The Four Foods/Nutriments We Consume — Thich Nhat Hanh

The Four Foods/Nutriments We Consume — Thich Nhat Hanh
Image from Amazon (Retrieved on June 5, 2023)

In the book Silence, the author (Thich Nhat Hanh) lays out four different kinds of foods that we consume. These are edible food; sense impressions; volition; and consciousness ( individual and collective).

Edible food: The edible food unsurprisingly refers to the food that we eat with our mouth every day.

The second food is sense impressions and can be best understood as sensory food. This constitutes the sensory experiences we receive through our eyes, ears, nose, tongue, body, and mind. As the author says, “This includes what you hear, what you read, what you smell, and what you touch. It includes your phone and text messages, the sound of the bus outside your window, and the billboard you read as you pass by it.”

The third source of nutriment is volition. Volition refers to your will, your concern, your desire. This fuels your decisions, your actions, and your movements.

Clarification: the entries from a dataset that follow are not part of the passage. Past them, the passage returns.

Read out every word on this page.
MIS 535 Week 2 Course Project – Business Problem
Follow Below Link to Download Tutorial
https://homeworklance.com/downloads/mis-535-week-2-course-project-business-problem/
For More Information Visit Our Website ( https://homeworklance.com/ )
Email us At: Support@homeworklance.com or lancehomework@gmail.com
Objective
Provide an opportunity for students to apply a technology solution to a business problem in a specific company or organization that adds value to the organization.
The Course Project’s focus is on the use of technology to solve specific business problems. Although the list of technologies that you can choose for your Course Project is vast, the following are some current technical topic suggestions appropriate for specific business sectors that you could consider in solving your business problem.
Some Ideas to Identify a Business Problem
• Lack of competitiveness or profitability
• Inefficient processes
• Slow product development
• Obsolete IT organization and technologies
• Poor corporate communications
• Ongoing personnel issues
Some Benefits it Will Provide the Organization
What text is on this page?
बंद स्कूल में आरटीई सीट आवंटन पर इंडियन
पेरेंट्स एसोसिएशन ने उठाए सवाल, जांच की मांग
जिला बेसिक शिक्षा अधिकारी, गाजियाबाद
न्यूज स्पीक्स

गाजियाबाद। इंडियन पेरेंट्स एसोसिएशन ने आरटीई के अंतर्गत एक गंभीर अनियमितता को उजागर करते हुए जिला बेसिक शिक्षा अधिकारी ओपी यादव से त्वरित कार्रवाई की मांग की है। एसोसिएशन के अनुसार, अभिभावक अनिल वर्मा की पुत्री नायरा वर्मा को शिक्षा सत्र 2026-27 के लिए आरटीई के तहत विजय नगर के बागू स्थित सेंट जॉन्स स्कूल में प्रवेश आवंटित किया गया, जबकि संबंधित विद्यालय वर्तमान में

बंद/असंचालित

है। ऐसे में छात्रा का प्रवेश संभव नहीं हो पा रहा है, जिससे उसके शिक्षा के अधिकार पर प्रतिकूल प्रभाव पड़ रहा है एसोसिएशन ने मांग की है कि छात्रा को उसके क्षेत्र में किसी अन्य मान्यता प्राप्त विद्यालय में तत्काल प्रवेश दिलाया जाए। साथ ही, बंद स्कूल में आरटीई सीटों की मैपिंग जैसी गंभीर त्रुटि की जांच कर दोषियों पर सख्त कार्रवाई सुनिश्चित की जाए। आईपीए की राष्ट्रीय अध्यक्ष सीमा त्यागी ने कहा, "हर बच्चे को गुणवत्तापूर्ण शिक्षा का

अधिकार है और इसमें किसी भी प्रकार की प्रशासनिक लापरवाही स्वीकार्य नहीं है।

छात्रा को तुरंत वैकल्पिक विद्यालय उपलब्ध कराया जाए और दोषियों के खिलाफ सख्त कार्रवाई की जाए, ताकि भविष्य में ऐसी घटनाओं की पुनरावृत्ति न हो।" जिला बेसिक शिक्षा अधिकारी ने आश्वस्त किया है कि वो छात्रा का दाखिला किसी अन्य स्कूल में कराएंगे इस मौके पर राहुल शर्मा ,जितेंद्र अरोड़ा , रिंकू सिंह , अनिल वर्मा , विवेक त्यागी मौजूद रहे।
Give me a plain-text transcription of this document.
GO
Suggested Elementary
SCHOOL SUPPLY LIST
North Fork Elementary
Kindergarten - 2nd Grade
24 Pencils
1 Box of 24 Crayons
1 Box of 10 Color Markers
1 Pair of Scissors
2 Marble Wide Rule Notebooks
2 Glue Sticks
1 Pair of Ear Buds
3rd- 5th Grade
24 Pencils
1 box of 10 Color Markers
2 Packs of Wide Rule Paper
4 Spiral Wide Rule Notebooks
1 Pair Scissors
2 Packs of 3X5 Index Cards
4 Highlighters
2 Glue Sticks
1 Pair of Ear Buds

The fourth nutriment is consciousness. This includes your individual consciousness and the way your mind feeds itself and feeds your thoughts and actions. For example, when we keep replaying a negative thought over and over again in our mind, we are consuming toxic consciousness. The opposite happens when our consciousness consumes good and healthy diet. Consciousness can also be collective when it is consumed at group level — think of an angry mob (unhealthy) or support group (healthy).